- Directed by: Lesley Selander
- Starring: Tim Holt Richard Martin Jacqueline White
- Cinematography: J. Roy Hunt
- Edited by: Robert Swink
- Music by: Paul Sawtell
- Distributed by: RKO Radio Pictures
- Release date: February 11, 1949;
- Country: United States
- Language: English

= Riders of the Range (1949 film) =

1949 film by Lesley Selander

Riders of the Range is a 1949 American Western film directed by Lesley Selander.

==Plot==
In the Old West, Kansas Jones and his sidekick, Chito Rafferty, ride into Cedar Hill, Arizona looking for work. Entering a bar, they witness a poker game between card shark Clint Burrows and Harry Willis. Harry and his sister, Dusty, own a cattle ranch. Harry owes Burrows $3,000 in past gambling debts. Burrows suggests Harry give him the Willis' cattle herd in exchange for satisfaction of the gambling debt. Dusty, without knowledge of Harry's predicament, hires Kansas and Chito as cowhands. Chito is attracted to Dusty.

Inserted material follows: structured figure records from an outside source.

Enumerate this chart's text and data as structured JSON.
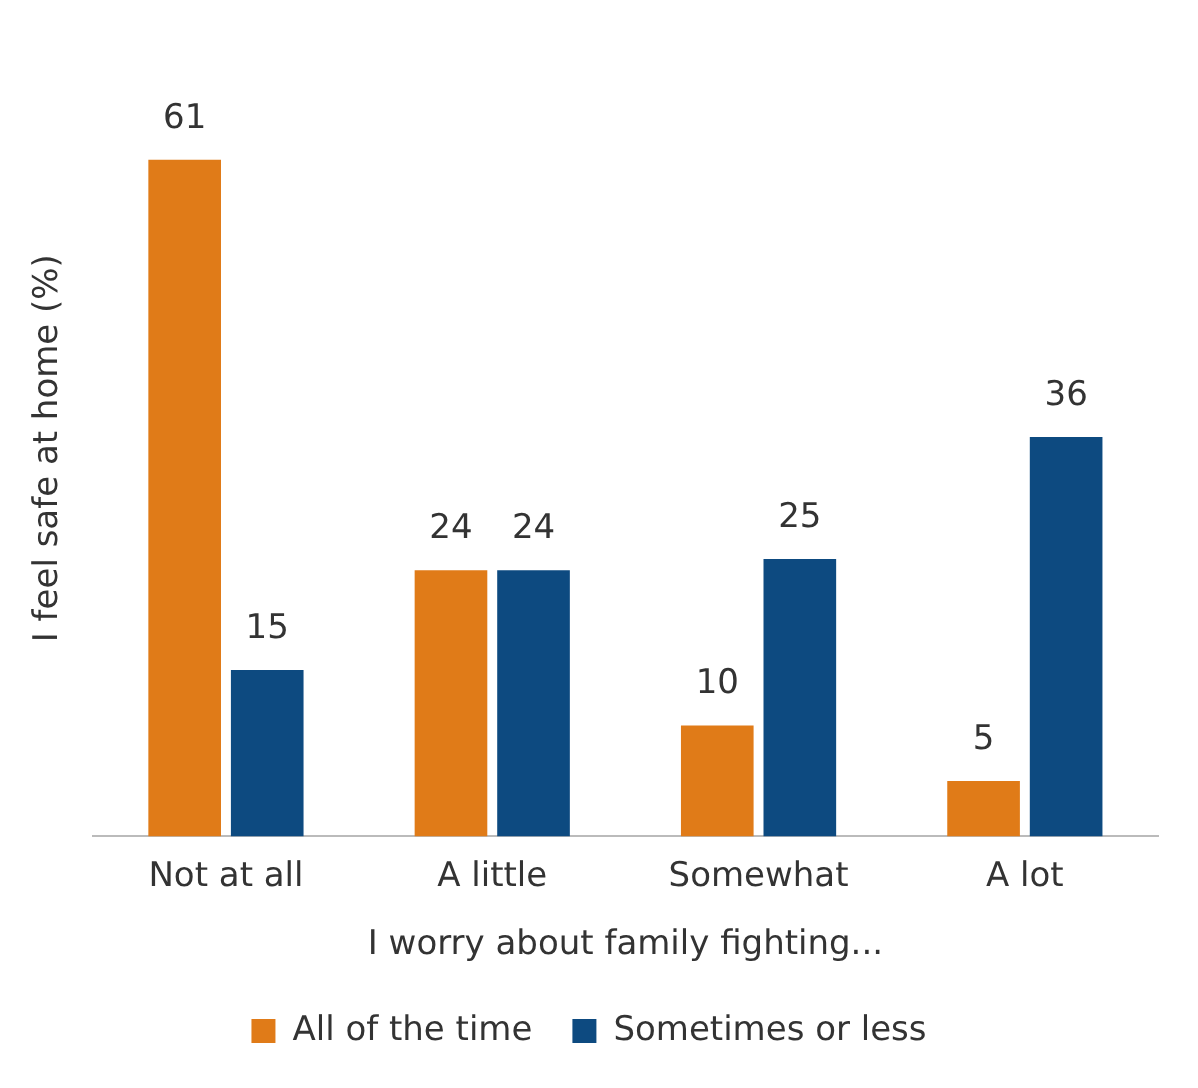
{
  "chart_data": {
    "type": "bar",
    "xlabel": "I worry about family fighting...",
    "ylabel": "I feel safe at home (%)",
    "categories": [
      "Not at all",
      "A little",
      "Somewhat",
      "A lot"
    ],
    "series": [
      {
        "name": "All of the time",
        "color": "#e07b18",
        "values": [
          61,
          24,
          10,
          5
        ]
      },
      {
        "name": "Sometimes or less",
        "color": "#0d4a80",
        "values": [
          15,
          24,
          25,
          36
        ]
      }
    ],
    "data_labels": true,
    "grid": false,
    "legend": "bottom",
    "tick_labels": "x"
  }
}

Burrows hires the Ringo Kid for $1,000 to rustle the Willis herd with the help of Burrows' henchman, Trump Dixon. With Harry's collusion, Burrows promises Ringo it will be an easy job. To keep Kansas and Chito away from the herd, Harry instructs them to mend fences while he tends the cattle. Kansas becomes suspicious. Ringo and his gang attempt to rustle the cattle, under Harry's supervision, when Kansas and Chito arrive. The theft is thwarted and Ringo rides away. Harry feigns his knowledge of the theft; however, Dusty, who arrives, is also suspicious of Harry.

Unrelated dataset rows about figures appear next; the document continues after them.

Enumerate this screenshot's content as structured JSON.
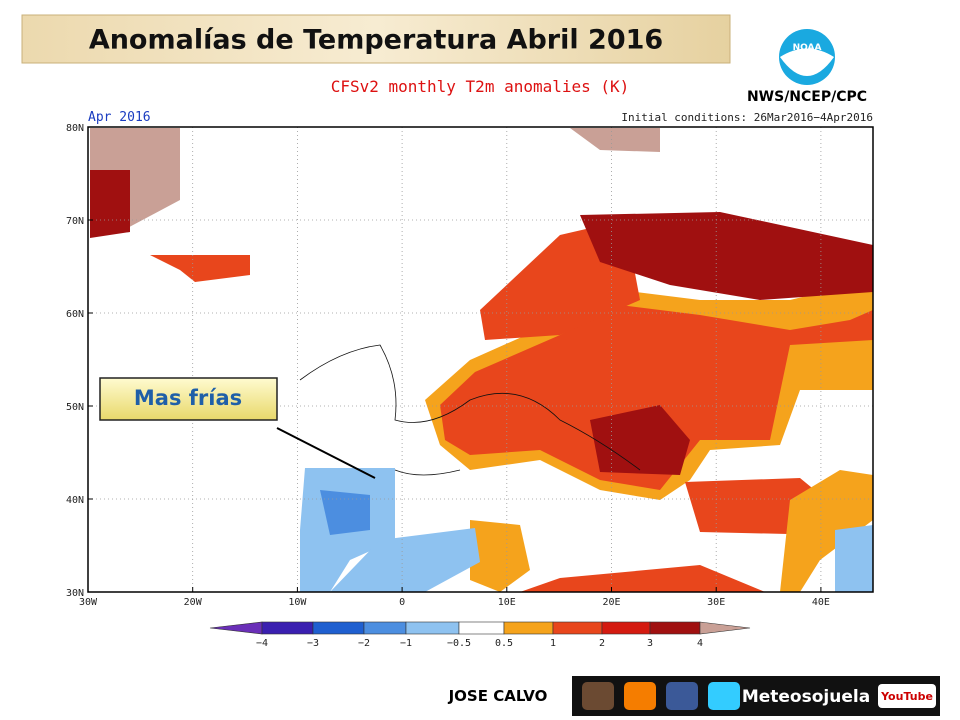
{
  "header": {
    "title": "Anomalías de Temperatura Abril 2016",
    "logo_text": "NOAA",
    "agency": "NWS/NCEP/CPC"
  },
  "map": {
    "subtitle": "CFSv2 monthly T2m anomalies (K)",
    "period": "Apr 2016",
    "initial_conditions": "Initial conditions: 26Mar2016−4Apr2016",
    "lat_labels": [
      "80N",
      "70N",
      "60N",
      "50N",
      "40N",
      "30N"
    ],
    "lon_labels": [
      "30W",
      "20W",
      "10W",
      "0",
      "10E",
      "20E",
      "30E",
      "40E"
    ],
    "callout": "Mas frías",
    "colorbar_labels": [
      "−4",
      "−3",
      "−2",
      "−1",
      "−0.5",
      "0.5",
      "1",
      "2",
      "3",
      "4"
    ]
  },
  "footer": {
    "author": "JOSE CALVO",
    "brand": "Meteosojuela",
    "youtube": "YouTube"
  }
}
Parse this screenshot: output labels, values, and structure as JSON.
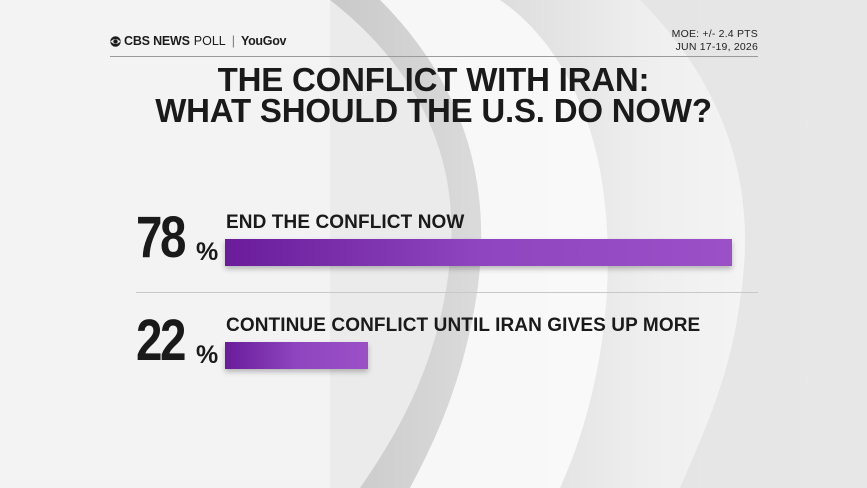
{
  "brand": {
    "network": "CBS NEWS",
    "poll": "POLL",
    "separator": "|",
    "partner": "YouGov"
  },
  "meta": {
    "moe": "MOE: +/- 2.4 PTS",
    "dates": "JUN 17-19, 2026"
  },
  "title": {
    "line1": "THE CONFLICT WITH IRAN:",
    "line2": "WHAT SHOULD THE U.S. DO NOW?"
  },
  "colors": {
    "bar_start": "#6a1c9a",
    "bar_end": "#9b50c7",
    "text": "#1a1a1a"
  },
  "chart_data": {
    "type": "bar",
    "orientation": "horizontal",
    "title": "THE CONFLICT WITH IRAN: WHAT SHOULD THE U.S. DO NOW?",
    "categories": [
      "END THE CONFLICT NOW",
      "CONTINUE CONFLICT UNTIL IRAN GIVES UP MORE"
    ],
    "values": [
      78,
      22
    ],
    "value_labels": [
      "78",
      "22"
    ],
    "unit": "%",
    "xlim": [
      0,
      78
    ],
    "grid": false,
    "legend": "none"
  }
}
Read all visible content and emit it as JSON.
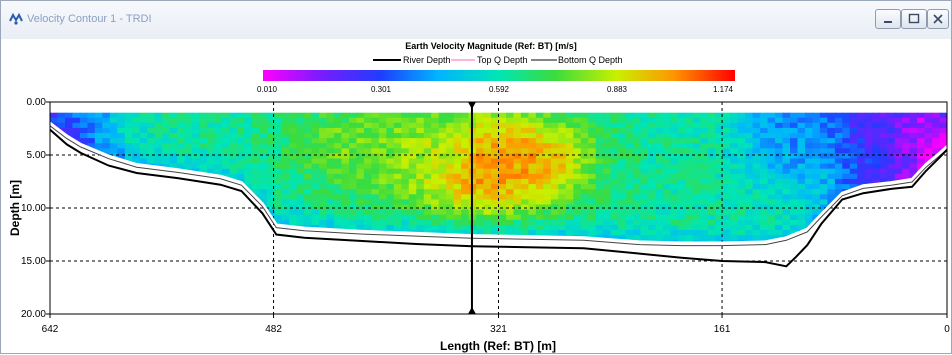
{
  "window": {
    "title": "Velocity Contour 1 - TRDI",
    "icons": {
      "app": "trdi-logo-icon",
      "minimize": "minimize-icon",
      "maximize": "maximize-icon",
      "close": "close-icon"
    }
  },
  "chart_data": {
    "type": "heatmap",
    "title": "Earth Velocity Magnitude (Ref: BT) [m/s]",
    "legend": {
      "placement": "top-center",
      "entries": [
        "River Depth",
        "Top Q Depth",
        "Bottom Q Depth"
      ]
    },
    "colorbar": {
      "ticks": [
        "0.010",
        "0.301",
        "0.592",
        "0.883",
        "1.174"
      ],
      "min": 0.01,
      "max": 1.174
    },
    "xlabel": "Length (Ref: BT) [m]",
    "ylabel": "Depth [m]",
    "xticks": [
      "642",
      "482",
      "321",
      "161",
      "0"
    ],
    "yticks": [
      "0.00",
      "5.00",
      "10.00",
      "15.00",
      "20.00"
    ],
    "xlim": [
      642,
      0
    ],
    "ylim": [
      0,
      20
    ],
    "grid": true,
    "marker_x": 340,
    "river_depth": [
      [
        642,
        2.6
      ],
      [
        630,
        4.0
      ],
      [
        620,
        4.8
      ],
      [
        600,
        6.0
      ],
      [
        580,
        6.7
      ],
      [
        550,
        7.2
      ],
      [
        520,
        7.8
      ],
      [
        505,
        8.4
      ],
      [
        490,
        10.5
      ],
      [
        480,
        12.5
      ],
      [
        460,
        12.8
      ],
      [
        420,
        13.1
      ],
      [
        380,
        13.4
      ],
      [
        340,
        13.6
      ],
      [
        300,
        13.7
      ],
      [
        260,
        13.8
      ],
      [
        220,
        14.3
      ],
      [
        190,
        14.7
      ],
      [
        161,
        15.0
      ],
      [
        130,
        15.1
      ],
      [
        115,
        15.5
      ],
      [
        108,
        14.6
      ],
      [
        100,
        13.5
      ],
      [
        90,
        11.5
      ],
      [
        75,
        9.2
      ],
      [
        60,
        8.6
      ],
      [
        40,
        8.2
      ],
      [
        25,
        8.0
      ],
      [
        15,
        6.5
      ],
      [
        5,
        5.2
      ],
      [
        0,
        4.5
      ]
    ],
    "bottom_q_depth": [
      [
        642,
        2.0
      ],
      [
        630,
        3.2
      ],
      [
        620,
        4.0
      ],
      [
        600,
        5.1
      ],
      [
        580,
        5.9
      ],
      [
        550,
        6.4
      ],
      [
        520,
        7.0
      ],
      [
        505,
        7.6
      ],
      [
        490,
        9.6
      ],
      [
        480,
        11.6
      ],
      [
        460,
        11.9
      ],
      [
        420,
        12.2
      ],
      [
        380,
        12.4
      ],
      [
        340,
        12.6
      ],
      [
        300,
        12.7
      ],
      [
        260,
        12.8
      ],
      [
        220,
        13.2
      ],
      [
        190,
        13.3
      ],
      [
        161,
        13.3
      ],
      [
        130,
        13.2
      ],
      [
        115,
        12.8
      ],
      [
        100,
        12.0
      ],
      [
        90,
        10.6
      ],
      [
        75,
        8.6
      ],
      [
        60,
        7.9
      ],
      [
        40,
        7.6
      ],
      [
        25,
        7.3
      ],
      [
        15,
        5.9
      ],
      [
        5,
        4.8
      ],
      [
        0,
        4.2
      ]
    ],
    "top_q_depth": 1.0,
    "velocity_field": {
      "cells_x": 120,
      "cells_y": 27,
      "depth_range": [
        1.0,
        14.0
      ],
      "hotspots": [
        {
          "x": 335,
          "depth": 6.0,
          "value": 1.15
        },
        {
          "x": 300,
          "depth": 5.5,
          "value": 1.0
        },
        {
          "x": 380,
          "depth": 5.0,
          "value": 0.85
        },
        {
          "x": 430,
          "depth": 4.0,
          "value": 0.78
        }
      ],
      "low_zones": [
        {
          "x": 20,
          "depth": 3.0,
          "value": 0.02
        },
        {
          "x": 60,
          "depth": 2.0,
          "value": 0.2
        },
        {
          "x": 110,
          "depth": 2.5,
          "value": 0.4
        },
        {
          "x": 630,
          "depth": 1.5,
          "value": 0.35
        }
      ],
      "background_value": 0.62
    }
  }
}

Ringo, who was promised an easy theft, demands payment from Burrows. Ringo greedily takes $3,000 from Burrows rather than the $1,000 he was promised. Harry plans to leave the ranch for good, but Burrows intercepts and threatens him. A fight ensues during which Kansas and Chito intervene and escort Burrows off the ranch. Harry confesses his involvement with Burrows. Dusty agrees to pay Harry's debt and entrusts Kansas and Chito to deliver the $3,000 to Burrows. En route, Kansas and Chito recognize Ringo as one of the rustlers and give chase. A fight ensues during which Ringo loses the $3,000 he stole from Burrows. Chito also loses his "lucky peso." Searching for the peso, Kansas and Chito find Ringo's money, and they now hold two separate payments of $3,000 each. Searching for the money, Ringo later returns to the scene of the fight only to find Chito's peso.

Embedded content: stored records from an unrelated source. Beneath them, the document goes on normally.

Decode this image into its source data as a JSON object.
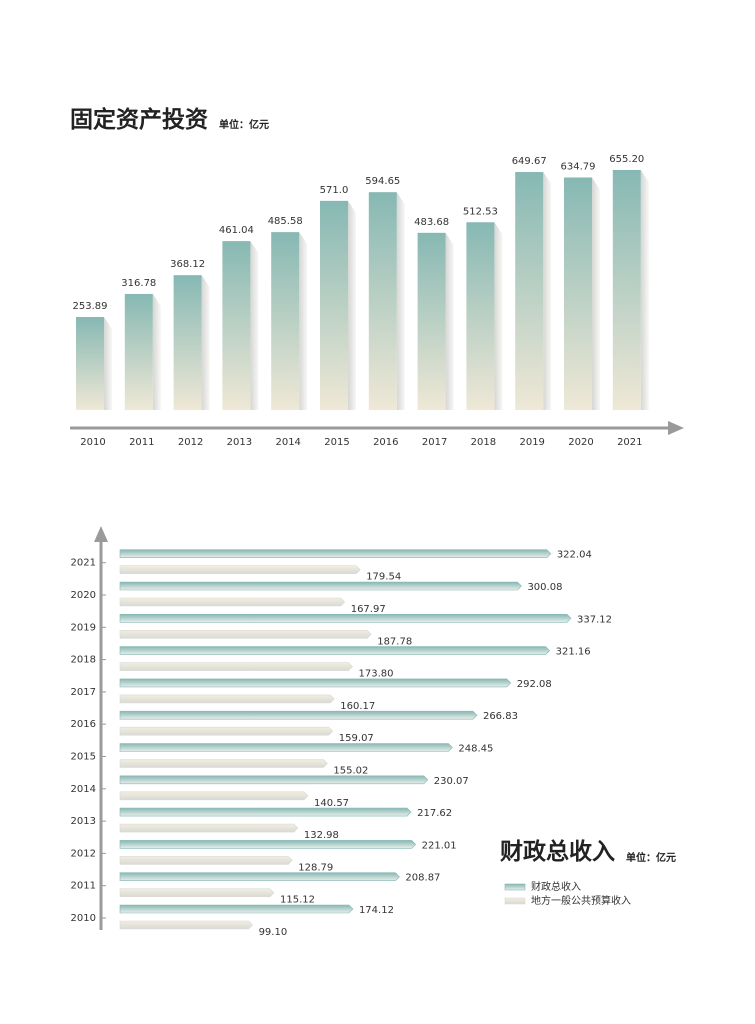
{
  "chart_data": [
    {
      "type": "bar",
      "title": "固定资产投资",
      "unit": "单位：亿元",
      "color": "#86b8b3",
      "categories": [
        "2010",
        "2011",
        "2012",
        "2013",
        "2014",
        "2015",
        "2016",
        "2017",
        "2018",
        "2019",
        "2020",
        "2021"
      ],
      "values": [
        253.89,
        316.78,
        368.12,
        461.04,
        485.58,
        571.0,
        594.65,
        483.68,
        512.53,
        649.67,
        634.79,
        655.2
      ],
      "value_labels": [
        "253.89",
        "316.78",
        "368.12",
        "461.04",
        "485.58",
        "571.0",
        "594.65",
        "483.68",
        "512.53",
        "649.67",
        "634.79",
        "655.20"
      ]
    },
    {
      "type": "barh",
      "title": "财政总收入",
      "unit": "单位：亿元",
      "categories": [
        "2010",
        "2011",
        "2012",
        "2013",
        "2014",
        "2015",
        "2016",
        "2017",
        "2018",
        "2019",
        "2020",
        "2021"
      ],
      "series": [
        {
          "name": "财政总收入",
          "color": "#86b8b3",
          "values": [
            174.12,
            208.87,
            221.01,
            217.62,
            230.07,
            248.45,
            266.83,
            292.08,
            321.16,
            337.12,
            300.08,
            322.04
          ],
          "value_labels": [
            "174.12",
            "208.87",
            "221.01",
            "217.62",
            "230.07",
            "248.45",
            "266.83",
            "292.08",
            "321.16",
            "337.12",
            "300.08",
            "322.04"
          ]
        },
        {
          "name": "地方一般公共预算收入",
          "color": "#d9d9d6",
          "values": [
            99.1,
            115.12,
            128.79,
            132.98,
            140.57,
            155.02,
            159.07,
            160.17,
            173.8,
            187.78,
            167.97,
            179.54
          ],
          "value_labels": [
            "99.10",
            "115.12",
            "128.79",
            "132.98",
            "140.57",
            "155.02",
            "159.07",
            "160.17",
            "173.80",
            "187.78",
            "167.97",
            "179.54"
          ]
        }
      ]
    }
  ]
}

Kansas and Chito pay Burrows the $3,000 owed by Harry, but Ringo observes the payoff and concludes Burrows sent Kansas and Chito to rob him. After Kansas and Chito leave, Ringo kills Burrows and takes back the $3,000 (Harry's payoff). However, Trump Dixon believes Kansas killed Burrows and summons Sheriff Cole. The sheriff and his posse attempt to arrest Kansas at the Willis ranch, but Kansas and Chito ride away. Harry distrusts Kansas who was still holding $3,000 (actually Ringo's money), but Dusty is uncertain. Chito diverts the posse, while Kansas goes to the bar and forces Trump to disclose the location of Ringo's hideout. Dusty appears and Kansas tells her to find Chito while he and Trump find Ringo. The sheriff catches up with Chito and arrests him. Kansas and Trump find Ringo's hideout. Kansas' cover is blown and a gunfight ensues. Dusty finds the sheriff who is escorting Chito and uses a ruse to divert the sheriff to Ringo's hideout by telling him Kansas is there and she will guard Chito. The posse arrives and subdue Ringo's remaining gang. Ringo rides away with Kansas in pursuit. Chito arrives and helps Kansas subdue Ringo, finding the $3,000 (Harry's payoff) and Chito's lucky peso. Kansas and Chito leave the Willis ranch to collect the reward money from Ringo's arrest, and then move on. Kansas leaves Chito's lucky peso with Dusty.

==Cast==
- Tim Holt as Kansas Jones
- Richard Martin as Chito Rafferty
- Jacqueline White as "Dusty" Willis
- Reed Hadley as Clint Burrows
- Robert Barrat as Sheriff Cole
- Robert Clarke as Harry Willis
- Tom Tyler as The Ringo Kid
- William Tannen as Trump Dixon

==Reception==
The film reported a loss of $50,000, indicating the declining market for B Westerns with the spread of television.